Example of flawed contract

Here is a flash loan contract. Can you find the flaw?

Flash loan contract
Storage	Entry points effects
interest_rate: nat in_progress: boolean loan_amount: tez repaid: booean	borrow(loan_amount: tez, callback: address) Check that in_progress is false Set in_progress to true Transfer loan_amount to caller Set storage loan_amount to loan_amount Set repaid to false Create call to callback Create call to check_repaid repay() Check that in_progress is true Check that paid_amount is more than loan_amount + interest Set repaid to true check_repaid() Check that repaid is true

This flash loan contract may accumulate interests for years, with the owner happily watching the balance increase on a regular basis... One day, as this owner decides to retire, they will realize that they have no way to withdraw not only the profits, but also the initial funds.

Best practice

Always verify that you have some way to extract the benefits earned by your smart contract. Ideally, make sure you do so using a multi-sig contract, so that you have a backup system in case you lose access to your private keys.

Warning: this may seem very obvious, but note that this very unfortunate situation happens more often than you may think.

More generally, when you test your contract, make sure you test the whole life cycle of the contract, including what should happen at the end of its life.

13. Calling upgradable contracts

Summary

On Tezos, contracts are not upgradable by default: once a contract has been deployed, there is no way to modify its code, for example to fix a bug. There are, however, several ways to make them upgradable. Doing so provides extra security for the author of the contract who has a chance to fix any mistakes, but may cause very significant risks for any user who relies on the contract.
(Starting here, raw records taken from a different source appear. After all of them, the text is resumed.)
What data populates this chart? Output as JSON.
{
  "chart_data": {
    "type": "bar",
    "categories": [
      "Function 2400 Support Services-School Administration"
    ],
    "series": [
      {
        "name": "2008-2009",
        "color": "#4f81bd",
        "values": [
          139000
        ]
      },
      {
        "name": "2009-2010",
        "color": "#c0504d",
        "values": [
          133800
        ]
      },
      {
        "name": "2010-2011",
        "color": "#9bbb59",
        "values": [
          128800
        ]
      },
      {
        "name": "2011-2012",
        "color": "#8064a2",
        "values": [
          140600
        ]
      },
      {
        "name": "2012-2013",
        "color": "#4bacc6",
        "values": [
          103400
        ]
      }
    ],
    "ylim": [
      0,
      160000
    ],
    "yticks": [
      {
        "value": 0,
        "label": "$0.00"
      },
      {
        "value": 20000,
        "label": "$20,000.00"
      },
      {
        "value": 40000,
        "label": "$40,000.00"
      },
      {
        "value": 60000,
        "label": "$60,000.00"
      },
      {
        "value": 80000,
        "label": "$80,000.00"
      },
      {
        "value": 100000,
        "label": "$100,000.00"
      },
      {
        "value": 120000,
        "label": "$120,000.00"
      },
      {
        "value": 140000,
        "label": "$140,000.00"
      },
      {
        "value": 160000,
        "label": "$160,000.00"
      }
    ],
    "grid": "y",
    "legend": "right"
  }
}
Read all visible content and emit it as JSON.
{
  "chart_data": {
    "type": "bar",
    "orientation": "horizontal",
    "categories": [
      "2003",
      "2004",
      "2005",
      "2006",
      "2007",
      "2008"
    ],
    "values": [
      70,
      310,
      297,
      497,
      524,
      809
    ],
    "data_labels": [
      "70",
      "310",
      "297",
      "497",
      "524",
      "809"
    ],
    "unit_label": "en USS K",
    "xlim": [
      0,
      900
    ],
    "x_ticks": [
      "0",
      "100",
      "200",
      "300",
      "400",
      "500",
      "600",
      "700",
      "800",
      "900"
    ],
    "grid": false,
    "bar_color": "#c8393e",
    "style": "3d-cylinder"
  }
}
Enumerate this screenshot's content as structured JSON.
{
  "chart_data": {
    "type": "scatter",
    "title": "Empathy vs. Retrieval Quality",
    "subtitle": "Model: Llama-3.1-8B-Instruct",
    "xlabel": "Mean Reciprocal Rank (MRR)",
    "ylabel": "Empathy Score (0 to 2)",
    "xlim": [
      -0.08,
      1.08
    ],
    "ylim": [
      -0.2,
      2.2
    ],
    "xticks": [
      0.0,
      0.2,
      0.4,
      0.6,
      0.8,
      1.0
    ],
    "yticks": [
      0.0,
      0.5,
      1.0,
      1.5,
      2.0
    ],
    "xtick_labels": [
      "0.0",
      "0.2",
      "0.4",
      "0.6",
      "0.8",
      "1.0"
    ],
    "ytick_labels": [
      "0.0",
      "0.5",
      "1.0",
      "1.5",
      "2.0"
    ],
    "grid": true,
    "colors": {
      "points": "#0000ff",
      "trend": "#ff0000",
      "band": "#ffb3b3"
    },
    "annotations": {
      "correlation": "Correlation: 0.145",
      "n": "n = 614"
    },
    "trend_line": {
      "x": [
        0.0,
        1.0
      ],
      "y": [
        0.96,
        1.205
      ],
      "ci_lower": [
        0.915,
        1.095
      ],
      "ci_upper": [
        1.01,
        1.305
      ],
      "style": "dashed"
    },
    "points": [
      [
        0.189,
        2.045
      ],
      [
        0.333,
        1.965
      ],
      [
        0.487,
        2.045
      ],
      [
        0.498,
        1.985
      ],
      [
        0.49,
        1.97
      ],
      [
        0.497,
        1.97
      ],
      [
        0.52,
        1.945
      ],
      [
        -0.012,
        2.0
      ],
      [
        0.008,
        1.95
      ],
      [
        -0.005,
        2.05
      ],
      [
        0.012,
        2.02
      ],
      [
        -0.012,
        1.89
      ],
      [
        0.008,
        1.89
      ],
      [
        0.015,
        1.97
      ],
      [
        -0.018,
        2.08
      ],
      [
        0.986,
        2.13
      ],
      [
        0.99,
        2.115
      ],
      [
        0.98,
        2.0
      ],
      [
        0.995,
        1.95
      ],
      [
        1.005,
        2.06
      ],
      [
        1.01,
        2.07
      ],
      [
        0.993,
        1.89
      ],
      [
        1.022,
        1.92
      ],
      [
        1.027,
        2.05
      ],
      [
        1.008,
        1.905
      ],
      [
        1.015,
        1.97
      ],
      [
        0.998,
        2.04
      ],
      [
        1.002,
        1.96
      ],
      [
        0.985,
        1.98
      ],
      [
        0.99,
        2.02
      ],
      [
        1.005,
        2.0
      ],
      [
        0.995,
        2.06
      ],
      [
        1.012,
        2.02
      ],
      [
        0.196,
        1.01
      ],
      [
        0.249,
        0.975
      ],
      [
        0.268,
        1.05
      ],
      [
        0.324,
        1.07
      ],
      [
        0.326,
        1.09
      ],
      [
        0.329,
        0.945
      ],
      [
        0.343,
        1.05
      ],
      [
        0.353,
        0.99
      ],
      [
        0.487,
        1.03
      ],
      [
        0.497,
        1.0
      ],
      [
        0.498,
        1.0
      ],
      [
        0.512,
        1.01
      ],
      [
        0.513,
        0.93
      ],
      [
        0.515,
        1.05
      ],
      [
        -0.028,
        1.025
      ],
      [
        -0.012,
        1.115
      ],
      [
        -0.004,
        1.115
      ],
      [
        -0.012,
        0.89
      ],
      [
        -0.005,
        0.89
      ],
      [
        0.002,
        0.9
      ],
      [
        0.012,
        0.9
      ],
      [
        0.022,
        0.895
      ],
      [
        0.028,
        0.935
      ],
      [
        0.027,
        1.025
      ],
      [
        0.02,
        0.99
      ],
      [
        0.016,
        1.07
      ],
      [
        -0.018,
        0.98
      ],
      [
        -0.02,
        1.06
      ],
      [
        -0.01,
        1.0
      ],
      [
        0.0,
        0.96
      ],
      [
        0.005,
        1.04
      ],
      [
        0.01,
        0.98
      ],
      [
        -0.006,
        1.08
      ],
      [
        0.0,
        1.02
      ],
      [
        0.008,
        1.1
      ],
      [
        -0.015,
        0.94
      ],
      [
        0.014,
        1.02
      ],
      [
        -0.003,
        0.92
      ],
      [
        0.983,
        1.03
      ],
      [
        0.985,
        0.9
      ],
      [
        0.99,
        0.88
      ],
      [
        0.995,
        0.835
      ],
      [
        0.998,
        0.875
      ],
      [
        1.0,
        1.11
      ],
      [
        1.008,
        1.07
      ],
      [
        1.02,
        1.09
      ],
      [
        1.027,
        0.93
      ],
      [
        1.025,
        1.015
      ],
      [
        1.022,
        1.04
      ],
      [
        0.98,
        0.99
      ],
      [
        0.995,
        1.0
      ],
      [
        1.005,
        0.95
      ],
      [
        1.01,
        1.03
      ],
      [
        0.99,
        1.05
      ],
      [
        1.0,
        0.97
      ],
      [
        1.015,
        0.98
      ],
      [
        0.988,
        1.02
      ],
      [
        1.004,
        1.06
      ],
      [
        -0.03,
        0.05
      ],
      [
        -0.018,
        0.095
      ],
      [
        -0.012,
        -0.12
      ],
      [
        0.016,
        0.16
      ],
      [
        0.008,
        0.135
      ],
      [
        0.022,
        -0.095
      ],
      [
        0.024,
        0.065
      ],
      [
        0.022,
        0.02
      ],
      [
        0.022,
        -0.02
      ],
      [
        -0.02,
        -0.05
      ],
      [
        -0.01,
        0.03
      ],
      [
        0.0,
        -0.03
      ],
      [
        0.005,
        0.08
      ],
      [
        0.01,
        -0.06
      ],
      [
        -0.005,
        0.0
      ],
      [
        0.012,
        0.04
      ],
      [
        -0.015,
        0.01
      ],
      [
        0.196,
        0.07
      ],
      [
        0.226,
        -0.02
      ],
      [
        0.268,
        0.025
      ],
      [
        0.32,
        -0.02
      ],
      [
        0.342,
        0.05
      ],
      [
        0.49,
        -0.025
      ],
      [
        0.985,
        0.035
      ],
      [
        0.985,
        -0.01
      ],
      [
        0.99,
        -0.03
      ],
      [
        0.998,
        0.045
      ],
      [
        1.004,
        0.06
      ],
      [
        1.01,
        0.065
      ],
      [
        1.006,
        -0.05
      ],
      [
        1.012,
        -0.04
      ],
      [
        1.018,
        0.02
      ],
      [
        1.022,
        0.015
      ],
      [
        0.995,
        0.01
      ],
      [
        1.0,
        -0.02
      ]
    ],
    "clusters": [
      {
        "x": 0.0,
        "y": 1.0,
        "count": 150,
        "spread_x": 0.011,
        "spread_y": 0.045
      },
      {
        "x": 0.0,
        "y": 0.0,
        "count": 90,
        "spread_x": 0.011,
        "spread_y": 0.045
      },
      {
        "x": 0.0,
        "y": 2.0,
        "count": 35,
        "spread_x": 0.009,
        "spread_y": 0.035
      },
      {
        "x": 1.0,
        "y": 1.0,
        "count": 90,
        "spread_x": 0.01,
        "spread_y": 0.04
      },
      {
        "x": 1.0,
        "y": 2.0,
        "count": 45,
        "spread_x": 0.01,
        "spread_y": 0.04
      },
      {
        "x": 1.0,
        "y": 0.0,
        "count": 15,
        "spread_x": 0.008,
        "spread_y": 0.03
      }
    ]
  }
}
Reminder: ways to upgrade a contract

There are two main ways to make a contract upgradable:

• put part of the logic in a piece of code (a lambda), in the storage of the contract
• put part of the logic in a separate contract, whose address is in the storage of the main contract

In either case, provide an entry point that the admin may call, to change these values, and therefore change the behavior of the contract.

Example of attack

Imagine that you write a contract, that relies on an upgradable DEX contract. You have carefully checked the code of that contract, that many other users have used before. The contract is upgradable, and you feel safe because that means the author may be able to fix any bugs they may notice.

Then one day, all the funds disappear from your contract. As often, your contract used the DEX to exchange your tokens for a different type of tokens, but somehow, you never received the new tokens.

You then realize that the owner of the DEX has gone rogue, and decided to upgrade its contract, in a way that the DEX collects tokens but never sends any back in exchange.

Best practice

Before you use a contract, directly or as part of your own contract, make sure this contract can't be upgraded in a way that breaks the key aspects that you rely on.

If the contract you want to use is upgradable, make sure the upgrade system follows a very safe process, where the new version is known well in advance, and the decision to activate the upgrade is done by a large enough set of independent users.

14. Misunderstanding the API of a contract

Summary

There are many contracts that provide a similar, common service: DEXes, Oracles, Escrows, Marketplaces, Tokens, Auctions, DAOs, etc. As you get familiar with these different types of contracts, you start automatically making assumptions about how they behave. This may lead you to take shortcuts when interacting with a new contract, read the documentation and the contract a bit too fast, and miss a key difference between this contract and the similar ones you have used in the past. This can have very unfortunate consequences.

Best practice

Never make any assumptions about a contract you need to use, based on your previous experience with similar contracts. Always check their documentation and code very carefully, before you use it.